Eupheme
- Images of Eupheme by the Canada-France-Hawaii Telescope in February 2003

Discovery
- Discovered by: Scott S. Sheppard
- Discovery date: 2003

Designations
- Designation: Jupiter LX
- Pronunciation: /juːˈfiːmiː/
- Named after: Ευφήμη Eyphēmē
- Alternative names: S/2003 J 3
- Adjectives: Euphemean /juːfɪˈmiːən/

Orbital characteristics
- Epoch 2026-01-01
- Observation arc: 21 years 2024-12-03 (last obs)
- Periapsis: 12.7 million km
- Apoapsis: 27.7 million km (2026-Jan-23)
- Semi-major axis: 20.2 million km
- Eccentricity: 0.371
- Orbital period (sidereal): −587.7 days
- Average orbital speed: 2.5 km/s
- Mean anomaly: 164°
- Inclination: 148.0°
- Longitude of ascending node: 325°
- Argument of perihelion: 119°
- Satellite of: Jupiter
- Group: Ananke group

Physical characteristics
- Mean diameter: 2 km
- Apparent magnitude: 23.4
- Absolute magnitude (H): 16.47 (30 obs)

= Eupheme (moon) =

Outer moon of Jupiter

Eupheme /juːˈfiːmiː/, also Jupiter LX, originally known as S/2003 J 3, is an outer irregular satellite of Jupiter, 2 km in diameter. It orbits Jupiter at an average distance of 20 million km, but gets as far away as 27.7 million km.

==Discovery==
It was discovered by a team of astronomers from the University of Hawaiʻi led by Scott S. Sheppard in 2003. The moon was lost following its discovery in 2003. It was recovered in 2017 and given its permanent designation that year.

==Name==
It was named in 2019 after Eupheme, the ancient Greek spirit of words of good omen, praise, acclaims, shouts of triumph, and applause, the daughter of Hephaestus and Aglaea and granddaughter of Zeus. The name was suggested by Twitter user Lunartic (@iamalunartic) in a naming contest held by the Carnegie Institute on the social network who concurrently helped in naming another Jovian moon Philophrosyne.
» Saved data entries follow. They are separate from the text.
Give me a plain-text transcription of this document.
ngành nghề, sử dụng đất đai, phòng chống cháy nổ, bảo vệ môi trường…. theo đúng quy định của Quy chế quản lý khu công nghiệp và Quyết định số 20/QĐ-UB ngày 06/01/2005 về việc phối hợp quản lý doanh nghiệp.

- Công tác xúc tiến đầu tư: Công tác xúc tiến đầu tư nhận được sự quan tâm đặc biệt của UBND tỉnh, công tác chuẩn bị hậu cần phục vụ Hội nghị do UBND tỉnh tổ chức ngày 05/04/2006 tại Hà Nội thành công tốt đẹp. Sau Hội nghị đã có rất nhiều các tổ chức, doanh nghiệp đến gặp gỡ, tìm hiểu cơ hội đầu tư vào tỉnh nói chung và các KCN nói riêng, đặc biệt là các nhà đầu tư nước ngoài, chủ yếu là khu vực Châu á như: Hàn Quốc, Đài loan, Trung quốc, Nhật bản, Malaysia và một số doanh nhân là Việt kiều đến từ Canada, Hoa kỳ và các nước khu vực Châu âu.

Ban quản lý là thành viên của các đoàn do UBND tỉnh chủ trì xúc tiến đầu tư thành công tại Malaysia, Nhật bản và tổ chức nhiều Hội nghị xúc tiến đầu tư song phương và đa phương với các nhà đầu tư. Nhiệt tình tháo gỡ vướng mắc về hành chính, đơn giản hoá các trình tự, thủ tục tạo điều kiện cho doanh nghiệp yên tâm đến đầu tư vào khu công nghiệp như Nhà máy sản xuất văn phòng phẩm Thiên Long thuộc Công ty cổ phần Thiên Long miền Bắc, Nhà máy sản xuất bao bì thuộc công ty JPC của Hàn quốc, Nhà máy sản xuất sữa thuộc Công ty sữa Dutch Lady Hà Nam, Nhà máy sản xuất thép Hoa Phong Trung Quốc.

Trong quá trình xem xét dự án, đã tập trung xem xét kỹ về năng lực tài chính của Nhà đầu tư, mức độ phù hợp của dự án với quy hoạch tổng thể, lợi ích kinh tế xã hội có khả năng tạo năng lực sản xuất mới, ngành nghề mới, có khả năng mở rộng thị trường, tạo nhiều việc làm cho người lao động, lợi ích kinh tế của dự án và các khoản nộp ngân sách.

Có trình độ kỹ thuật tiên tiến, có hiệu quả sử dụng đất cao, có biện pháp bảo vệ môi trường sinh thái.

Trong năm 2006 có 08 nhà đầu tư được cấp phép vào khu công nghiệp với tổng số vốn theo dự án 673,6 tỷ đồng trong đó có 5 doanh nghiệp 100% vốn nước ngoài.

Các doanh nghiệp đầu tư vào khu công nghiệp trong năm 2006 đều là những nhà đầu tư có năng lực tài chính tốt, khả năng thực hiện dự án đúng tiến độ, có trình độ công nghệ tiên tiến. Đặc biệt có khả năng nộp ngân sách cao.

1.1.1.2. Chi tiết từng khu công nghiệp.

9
The name ends in an "e" because the orbit is retrograde.

==Orbit==
Eupheme orbits Jupiter at an average distance of 20 million km in 588 days, at an inclination of 148° to the ecliptic, in a retrograde direction and with an eccentricity of 0.370. It belongs to the Ananke group, retrograde irregular moons that orbit Jupiter between 19.3 and 22.7 million km, at inclinations of roughly 150°.

Eupheme came to apojove (farthest distance from Jupiter) on 23 January 2026 when it was 0.185 AU from Jupiter.